Het is waar dat het zichtbaarzijn van de hand een ethische betekenis verleent aan het werk van een componist. Zo voelde Escher dat het componeren ›als daad‹ ten voorbeeld zou kunnen worden gesteld aan de destructieve geest die de oorlog had georganiseerd.

Met het laatste deel van het Concerto voor strijkers (ca. 1947) begint de ontwikkeling van de polymelodiciteit die de tweede periode kenmerkt en die doorloopt tot en met de Tweede symfonie en het Trio voor strijkers. De Hymne du grand meaulnes is hiervan het hoogtepunt. (Laten overigens de musici de werken waarin sprake is van polymelodiciteit, spelen vanuit de ijlheid; opdat zij de melodieën laten klinken als sluiers van lichtheid en doorzichtigheid – zo dienen ook de dynamische aanwijzingen geinterpreteerd te worden!) Zonder mislukt te zijn bleef dit muzikale denken in een veelvoud van melodieën ten achter bij de na-oorlogse muzikale realiteit.
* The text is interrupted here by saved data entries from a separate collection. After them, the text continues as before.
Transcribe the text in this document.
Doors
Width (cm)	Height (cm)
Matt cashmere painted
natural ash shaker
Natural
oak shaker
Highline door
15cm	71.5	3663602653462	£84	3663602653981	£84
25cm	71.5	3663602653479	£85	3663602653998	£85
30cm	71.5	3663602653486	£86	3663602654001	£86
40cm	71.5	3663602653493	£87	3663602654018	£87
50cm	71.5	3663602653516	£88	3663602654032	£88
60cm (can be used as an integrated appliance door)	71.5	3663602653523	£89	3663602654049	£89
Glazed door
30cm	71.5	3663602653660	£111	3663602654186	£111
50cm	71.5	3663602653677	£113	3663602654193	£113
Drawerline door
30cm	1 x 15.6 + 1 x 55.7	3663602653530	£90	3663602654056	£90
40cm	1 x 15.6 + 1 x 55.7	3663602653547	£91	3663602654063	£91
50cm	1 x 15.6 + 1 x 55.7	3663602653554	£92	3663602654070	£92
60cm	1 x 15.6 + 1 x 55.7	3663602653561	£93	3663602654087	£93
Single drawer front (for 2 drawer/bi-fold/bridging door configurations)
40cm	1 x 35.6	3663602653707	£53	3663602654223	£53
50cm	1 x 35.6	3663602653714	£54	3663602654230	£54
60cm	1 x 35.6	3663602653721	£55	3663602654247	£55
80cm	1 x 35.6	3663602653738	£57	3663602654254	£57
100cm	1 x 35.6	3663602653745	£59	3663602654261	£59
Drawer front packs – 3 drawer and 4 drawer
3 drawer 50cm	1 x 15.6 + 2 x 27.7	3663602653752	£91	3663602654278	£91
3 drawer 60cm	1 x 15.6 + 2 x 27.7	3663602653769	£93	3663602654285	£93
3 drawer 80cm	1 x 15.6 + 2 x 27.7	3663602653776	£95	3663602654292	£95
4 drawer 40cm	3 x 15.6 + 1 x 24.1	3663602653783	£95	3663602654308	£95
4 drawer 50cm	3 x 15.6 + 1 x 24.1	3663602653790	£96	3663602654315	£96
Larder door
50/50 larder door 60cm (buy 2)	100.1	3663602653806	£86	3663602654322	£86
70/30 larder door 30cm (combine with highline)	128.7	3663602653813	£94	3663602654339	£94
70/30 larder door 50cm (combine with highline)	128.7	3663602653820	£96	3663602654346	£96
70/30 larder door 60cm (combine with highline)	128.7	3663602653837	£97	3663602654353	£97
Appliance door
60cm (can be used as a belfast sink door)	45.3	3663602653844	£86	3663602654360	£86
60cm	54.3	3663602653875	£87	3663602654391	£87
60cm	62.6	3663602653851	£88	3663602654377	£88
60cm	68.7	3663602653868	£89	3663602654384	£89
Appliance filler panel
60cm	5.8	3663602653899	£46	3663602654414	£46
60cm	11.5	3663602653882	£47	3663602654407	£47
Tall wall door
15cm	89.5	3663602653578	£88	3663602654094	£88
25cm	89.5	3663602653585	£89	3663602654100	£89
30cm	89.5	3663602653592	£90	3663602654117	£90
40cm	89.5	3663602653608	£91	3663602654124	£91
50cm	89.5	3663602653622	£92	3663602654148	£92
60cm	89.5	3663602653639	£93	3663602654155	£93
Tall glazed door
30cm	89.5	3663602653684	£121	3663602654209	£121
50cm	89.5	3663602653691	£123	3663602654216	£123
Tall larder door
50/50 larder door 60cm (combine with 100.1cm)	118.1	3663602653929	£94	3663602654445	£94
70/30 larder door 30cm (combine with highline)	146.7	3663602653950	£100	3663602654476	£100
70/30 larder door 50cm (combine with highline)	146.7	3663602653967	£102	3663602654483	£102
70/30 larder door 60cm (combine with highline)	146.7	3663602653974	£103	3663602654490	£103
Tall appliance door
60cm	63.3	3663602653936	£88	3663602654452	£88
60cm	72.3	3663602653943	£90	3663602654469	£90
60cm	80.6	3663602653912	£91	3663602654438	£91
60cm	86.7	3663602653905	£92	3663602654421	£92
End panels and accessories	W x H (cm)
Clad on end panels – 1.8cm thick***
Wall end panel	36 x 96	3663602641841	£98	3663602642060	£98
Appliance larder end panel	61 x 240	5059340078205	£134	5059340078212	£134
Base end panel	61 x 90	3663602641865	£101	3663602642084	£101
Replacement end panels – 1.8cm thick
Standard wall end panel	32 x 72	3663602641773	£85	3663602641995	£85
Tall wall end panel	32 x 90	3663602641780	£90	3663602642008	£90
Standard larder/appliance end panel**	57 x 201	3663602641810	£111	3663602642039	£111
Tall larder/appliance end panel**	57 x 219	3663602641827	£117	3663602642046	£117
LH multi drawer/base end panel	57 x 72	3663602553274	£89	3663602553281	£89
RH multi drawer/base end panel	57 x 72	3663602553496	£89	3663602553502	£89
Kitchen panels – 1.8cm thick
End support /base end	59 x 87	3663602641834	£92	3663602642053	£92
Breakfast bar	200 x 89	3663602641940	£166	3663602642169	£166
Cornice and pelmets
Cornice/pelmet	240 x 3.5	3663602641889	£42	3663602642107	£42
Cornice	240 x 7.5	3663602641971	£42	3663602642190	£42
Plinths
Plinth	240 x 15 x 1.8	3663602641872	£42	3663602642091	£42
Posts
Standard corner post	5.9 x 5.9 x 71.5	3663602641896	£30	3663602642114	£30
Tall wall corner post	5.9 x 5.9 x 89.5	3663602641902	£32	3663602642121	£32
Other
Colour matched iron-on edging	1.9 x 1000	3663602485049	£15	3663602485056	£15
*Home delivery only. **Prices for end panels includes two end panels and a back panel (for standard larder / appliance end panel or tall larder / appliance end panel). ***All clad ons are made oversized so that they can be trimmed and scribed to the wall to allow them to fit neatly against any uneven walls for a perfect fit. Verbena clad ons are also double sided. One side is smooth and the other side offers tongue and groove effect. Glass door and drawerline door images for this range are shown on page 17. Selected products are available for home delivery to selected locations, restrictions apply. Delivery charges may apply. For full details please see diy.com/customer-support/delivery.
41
Escher hervond zichzelf en zijn kunst door het horen van het muziekwerk dat als een epifanie op hem heeft gewerkt: de Keulse première van Pli selon Pli van Pierre Boulez op 13 juni 1960. Hij werd getroffen door de transparantie ›van een continu in beweging zijnde structuur, (-) »jenseits von gut und böse«‹.

In de periode van de verwerking van deze epifanie, die naadloos aansloot bij zijn eigen visioen, voegde Escher zich in de beweging in de westerse muziek waarin componisten de vorm- en structuurelementen gebaseerd op de fysische aspecten van klank ontdekten en componeerden.

De vierde periode begint met de Sinfonia (ca. 1973)… Sommigen die gewoon zijn te denken in perioden, menen, niet zonder teleurstelling, dat hier een periode van regressie begint. Maar zij zijn teleurgesteld omdat de lijnen die zij in de geschiedenis trekken hier niet de glans krijgen van de vooruitgang die zij erin willen zien. In werkelijkheid blijft de inhoud van het werk buiten de geschiedenis en de biografie. Bovendien is de eenheid van Eschers oeuvre indrukwekkender dan de opdeling ervan in perioden, die altijd oppervlakkig blijft.

Wij kijken opnieuw naar Eschers werk en proberen daarin zijn hand te ontdekken. In de autografen, waarvan het belangrijkste deel van de catalogus [zie Nawoord 2] een becommentarieerde opsomming geeft, is het handschrift van Escher duidelijk aan het werk. Het laat zich misschien lezen als een ›autobiografie‹: een leven in werken. Het deelt zich mee in kleuren, schema’s, schetsen… Hoe werkte Escher?

Generaliserend kent de ontstaansgeschiedenis van een werk bij Escher drie stadia: kladparticel en schetsen, gevolgd door een particel en ten slotte de (net-)partituur. Herhaalde malen doorloopt Escher het werk, soms ook nog na de (eerste) uitvoering, tot het zich gaaf gevormd had.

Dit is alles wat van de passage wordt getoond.